Title: The Love That Split the World
Author: Emily Henry
Publisher: Razorbill / Penguin
Publication Date: January 26, 2016
“Natalie’s last summer in her small Kentucky hometown is off to a magical start…until she starts seeing the “wrong things.” They’re just momentary glimpses at first—her front door is red instead of its usual green, there’s a pre-school where the garden store should be. But then her whole town disappears for hours, fading away into rolling hills and grazing buffalo, and Nat knows something isn’t right.
That’s when she gets a visit from the kind but mysterious apparition she calls “Grandmother,” who tells her: “You have three months to save him.” The next night, under the stadium lights of the high school football field, she meets a beautiful boy named Beau, and it’s as if time just stops and nothing exists. Nothing, except Natalie and Beau.
Emily Henry’s stunning debut novel is Friday Night Lights meets The Time Traveler’s Wife, and perfectly captures those bittersweet months after high school, when we dream not only of the future, but of all the roads and paths we’ve left untaken.”
Where to even begin with this review? I’m not sure that I have the words for this book. I had no idea what I was getting into with The Love That Split the World, because this story absolutely blew me away. A book marketed as Friday Night Lights meets anything is likely not something I’d pick up – I just don’t enjoy those types of contemporary stories. And yet, The Love That Split the World is that and so, so much more. This is a coming of age story, a love story, a finding yourself story, a creation story. This is a story that brought me to tears by beautifully written it was.
Our protagonist Natalie has been visited by this “spirit” she calls Grandmother for years, but the summer before she moves to college, Grandmother warns Natalie that she must save “him.” Natalie has no idea who this mystery boy is or how she’s supposed to save him, but soon she finds herself switching over into an alternate version of her town, where everything and everyone is different. The only other person who can switch between towns is Beau. Natalie and Beau have to figure out what’s going on as the switches occur increasingly faster and with no warning, with Grandmother’s warning looming over Natalie.

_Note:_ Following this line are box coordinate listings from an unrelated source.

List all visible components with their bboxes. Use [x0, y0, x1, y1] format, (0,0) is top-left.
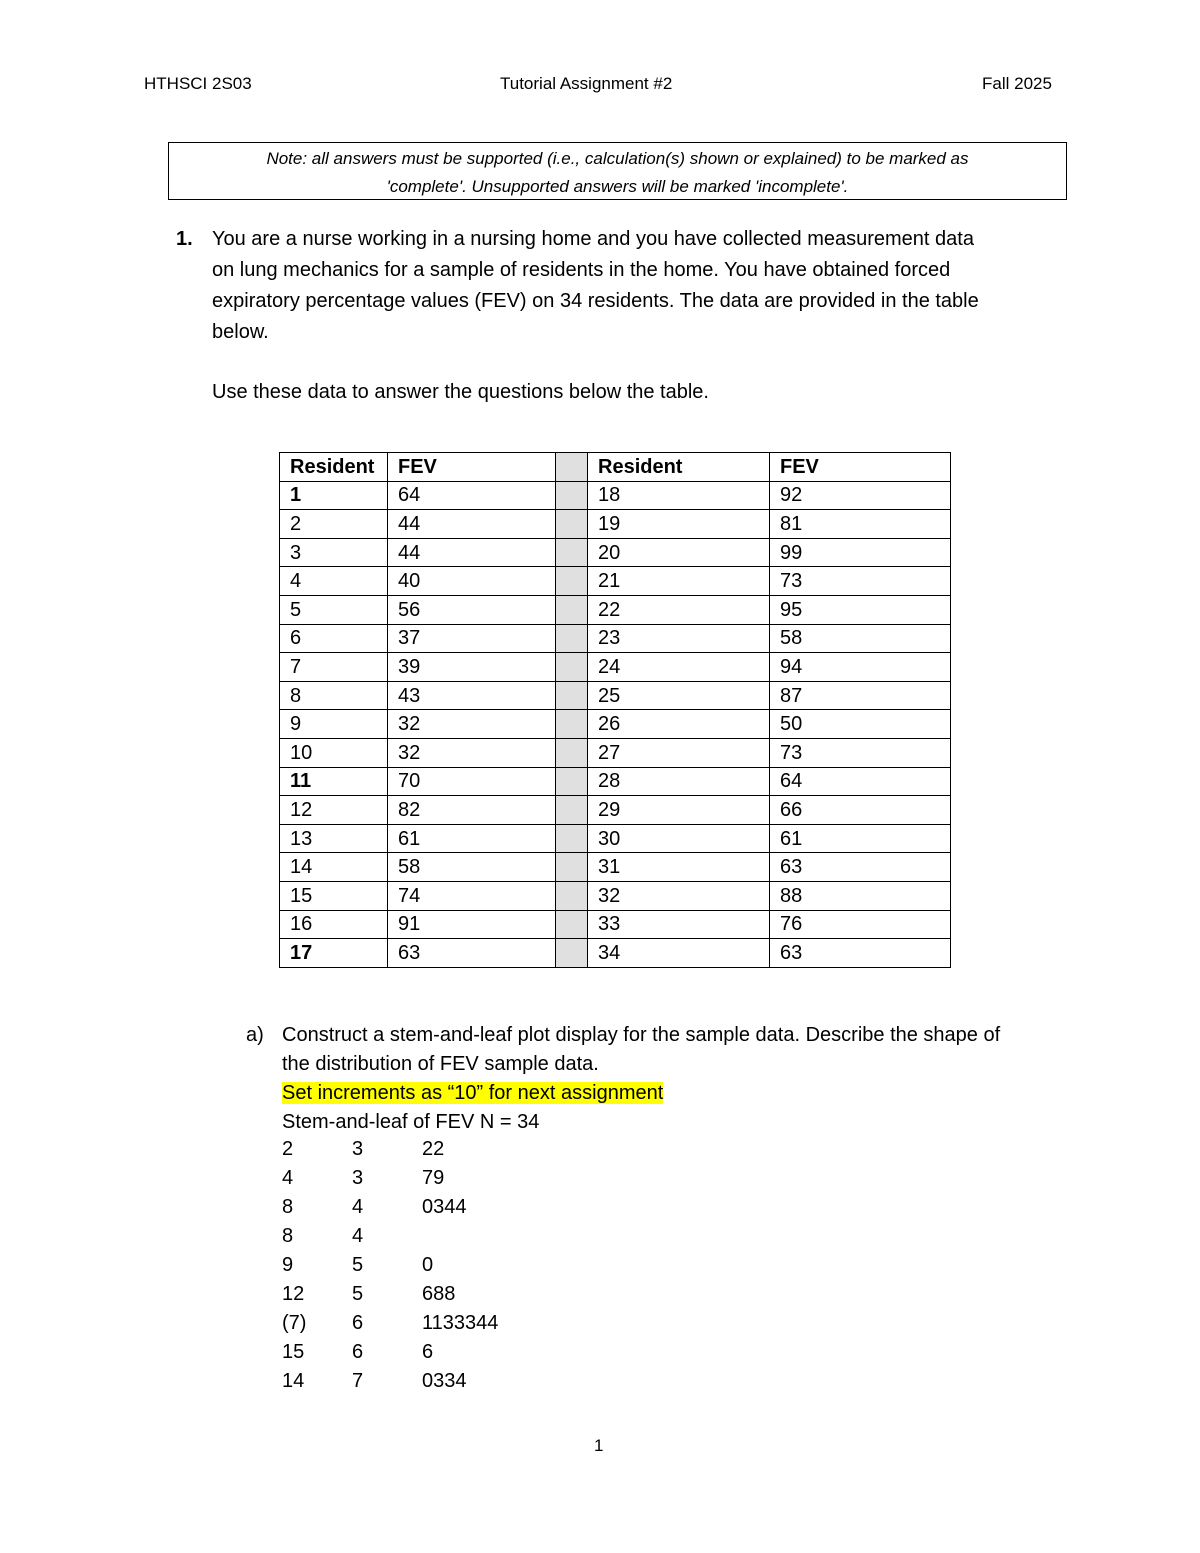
- cell-resident: 34: [588, 939, 770, 968]
- col-header-fev: FEV: [770, 453, 951, 482]
- table-row: [280, 710, 951, 739]
- stem-depth: 14: [282, 1370, 305, 1392]
- question-line: below.: [212, 321, 269, 343]
- table-row: [280, 538, 951, 567]
- column-gap: [556, 624, 588, 653]
- column-gap: [556, 510, 588, 539]
- stem-value: 3: [352, 1138, 364, 1160]
- table-row: [280, 567, 951, 596]
- part-a-label: a): [246, 1024, 264, 1046]
- course-code: HTHSCI 2S03: [144, 74, 252, 93]
- fev-data-table: [279, 452, 951, 968]
- column-gap: [556, 453, 588, 482]
- stem-leaves: 0334: [422, 1370, 467, 1392]
- cell-fev: 61: [388, 824, 556, 853]
- stem-leaves: 22: [422, 1138, 445, 1160]
- note-line-2: 'complete'. Unsupported answers will be marked 'incomplete'.: [386, 177, 849, 196]
- table-row: [280, 624, 951, 653]
- stem-leaves: 688: [422, 1283, 456, 1305]
- cell-fev: 63: [770, 853, 951, 882]
- cell-fev: 40: [388, 567, 556, 596]
- table-row: [280, 939, 951, 968]
- table-row: [280, 738, 951, 767]
- cell-fev: 95: [770, 595, 951, 624]
- table-row: [280, 681, 951, 710]
- stem-depth: 15: [282, 1341, 305, 1363]
- part-a-text: [282, 1021, 1000, 1137]
- cell-resident: 15: [280, 881, 388, 910]
- column-gap: [556, 738, 588, 767]
- table-row: [280, 881, 951, 910]
- table-row: [280, 653, 951, 682]
- term: Fall 2025: [982, 74, 1052, 93]
- table-body: [280, 481, 951, 967]
- column-gap: [556, 567, 588, 596]
- cell-fev: 82: [388, 796, 556, 825]
- part-a-line: the distribution of FEV sample data.: [282, 1053, 599, 1075]
- cell-resident: 32: [588, 881, 770, 910]
- column-gap: [556, 824, 588, 853]
- cell-fev: 70: [388, 767, 556, 796]
- stem-leaves: 79: [422, 1167, 445, 1189]
- table-row: [280, 824, 951, 853]
- stem-depth: 9: [282, 1254, 294, 1276]
- cell-fev: 63: [770, 939, 951, 968]
- column-gap: [556, 881, 588, 910]
- question-text: [212, 224, 1067, 348]
- col-header-fev: FEV: [388, 453, 556, 482]
- cell-fev: 66: [770, 796, 951, 825]
- table-row: [280, 796, 951, 825]
- page-number: 1: [594, 1436, 604, 1455]
- column-gap: [556, 767, 588, 796]
- note-line-1: Note: all answers must be supported (i.e., calculation(s) shown or explained) to be marked as: [266, 149, 969, 168]
- cell-resident: 28: [588, 767, 770, 796]
- cell-resident: 1: [280, 481, 388, 510]
- cell-fev: 94: [770, 653, 951, 682]
- cell-resident: 11: [280, 767, 388, 796]
- cell-fev: 73: [770, 738, 951, 767]
- stem-value: 5: [352, 1283, 364, 1305]
- column-gap: [556, 939, 588, 968]
- cell-resident: 6: [280, 624, 388, 653]
- stem-depth: 8: [282, 1225, 294, 1247]
- stem-depth: 2: [282, 1138, 294, 1160]
- cell-fev: 56: [388, 595, 556, 624]
- cell-fev: 61: [770, 824, 951, 853]
- stem-depth: 4: [282, 1167, 294, 1189]
- cell-resident: 14: [280, 853, 388, 882]
- col-header-resident: Resident: [588, 453, 770, 482]
- cell-resident: 24: [588, 653, 770, 682]
- cell-resident: 12: [280, 796, 388, 825]
- cell-resident: 30: [588, 824, 770, 853]
- stem-depth: 8: [282, 1196, 294, 1218]
- cell-resident: 9: [280, 710, 388, 739]
- cell-resident: 33: [588, 910, 770, 939]
- cell-fev: 63: [388, 939, 556, 968]
- cell-fev: 37: [388, 624, 556, 653]
- table-row: [280, 510, 951, 539]
- cell-fev: 50: [770, 710, 951, 739]
- question-line: You are a nurse working in a nursing home and you have collected measurement data: [212, 228, 974, 250]
- stem-value: 4: [352, 1196, 364, 1218]
- question-line: on lung mechanics for a sample of residents in the home. You have obtained forced: [212, 259, 951, 281]
- cell-fev: 76: [770, 910, 951, 939]
- cell-resident: 22: [588, 595, 770, 624]
- cell-resident: 8: [280, 681, 388, 710]
- stem-value: 6: [352, 1312, 364, 1334]
- cell-fev: 99: [770, 538, 951, 567]
- column-gap: [556, 481, 588, 510]
- cell-fev: 64: [770, 767, 951, 796]
- stem-leaves: 0: [422, 1254, 434, 1276]
- cell-resident: 25: [588, 681, 770, 710]
- stem-value: 7: [352, 1370, 364, 1392]
- cell-resident: 7: [280, 653, 388, 682]
- highlight-note: Set increments as “10” for next assignment: [282, 1082, 664, 1104]
- column-gap: [556, 681, 588, 710]
- question-number: 1.: [176, 228, 193, 250]
- cell-fev: 92: [770, 481, 951, 510]
- column-gap: [556, 796, 588, 825]
- stem-leaves: 1133344: [422, 1312, 499, 1334]
- stem-leaf-title: Stem-and-leaf of FEV N = 34: [282, 1111, 540, 1133]
- table-header-row: [280, 453, 951, 482]
- column-gap: [556, 538, 588, 567]
- table-row: [280, 767, 951, 796]
- cell-resident: 16: [280, 910, 388, 939]
- cell-resident: 20: [588, 538, 770, 567]
- cell-fev: 88: [770, 881, 951, 910]
- cell-fev: 39: [388, 653, 556, 682]
- cell-resident: 18: [588, 481, 770, 510]
- cell-resident: 23: [588, 624, 770, 653]
- cell-fev: 81: [770, 510, 951, 539]
- stem-leaves: 0344: [422, 1196, 467, 1218]
- cell-resident: 4: [280, 567, 388, 596]
- cell-resident: 21: [588, 567, 770, 596]
- stem-value: 3: [352, 1167, 364, 1189]
- cell-fev: 32: [388, 738, 556, 767]
- column-gap: [556, 910, 588, 939]
- part-a-line: Construct a stem-and-leaf plot display for the sample data. Describe the shape of: [282, 1024, 1001, 1046]
- cell-resident: 10: [280, 738, 388, 767]
- question-instruction: Use these data to answer the questions below the table.: [212, 381, 709, 403]
- table-row: [280, 853, 951, 882]
- stem-depth: 12: [282, 1283, 305, 1305]
- cell-fev: 87: [770, 681, 951, 710]
- cell-resident: 2: [280, 510, 388, 539]
- question-line: expiratory percentage values (FEV) on 34 residents. The data are provided in the table: [212, 290, 979, 312]
- document-title: Tutorial Assignment #2: [500, 74, 673, 93]
- cell-fev: 74: [388, 881, 556, 910]
- cell-resident: 5: [280, 595, 388, 624]
- stem-depth: (7): [282, 1312, 307, 1334]
- column-gap: [556, 653, 588, 682]
- table-row: [280, 910, 951, 939]
- cell-resident: 19: [588, 510, 770, 539]
- col-header-resident: Resident: [280, 453, 388, 482]
- cell-fev: 64: [388, 481, 556, 510]
- stem-value: 5: [352, 1254, 364, 1276]
- cell-fev: 91: [388, 910, 556, 939]
- stem-leaves: 6: [422, 1341, 434, 1363]
- cell-resident: 13: [280, 824, 388, 853]
- cell-fev: 32: [388, 710, 556, 739]
- table-row: [280, 595, 951, 624]
- cell-fev: 44: [388, 510, 556, 539]
- cell-resident: 29: [588, 796, 770, 825]
- cell-resident: 26: [588, 710, 770, 739]
- table-row: [280, 481, 951, 510]
- cell-fev: 43: [388, 681, 556, 710]
- cell-resident: 27: [588, 738, 770, 767]
- note-box: [168, 142, 1067, 200]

The very beginning of this book confused me, because I thought this was being set up as a ghost story. I was, thankfully, wrong. The Love That Split the World is nearly indescribable, as is evident by my not-so-eloquent waxing over this story. There is just so much depth to this book, from the stories Grandmother tells Natalie to the possibilities of alternate dimensions, to the difficulties an adopted child faces in forming their self-identity. See what I meant about the lack of eloquence? Probably because my words seem so dull in comparison to this book. Emily Henry’s writing is so lovely that it actually made my heart ache at times.
I know, I’m describing this book to you and you’re probably thinking there’s no way it all works. But IT DOES, DEAR READER, IT DOES. This review doesn’t do the book justice, but trust me when I say that this book is a beautiful, magical tale that resonated with me for days.
Have you ever loved someone enough to split the world?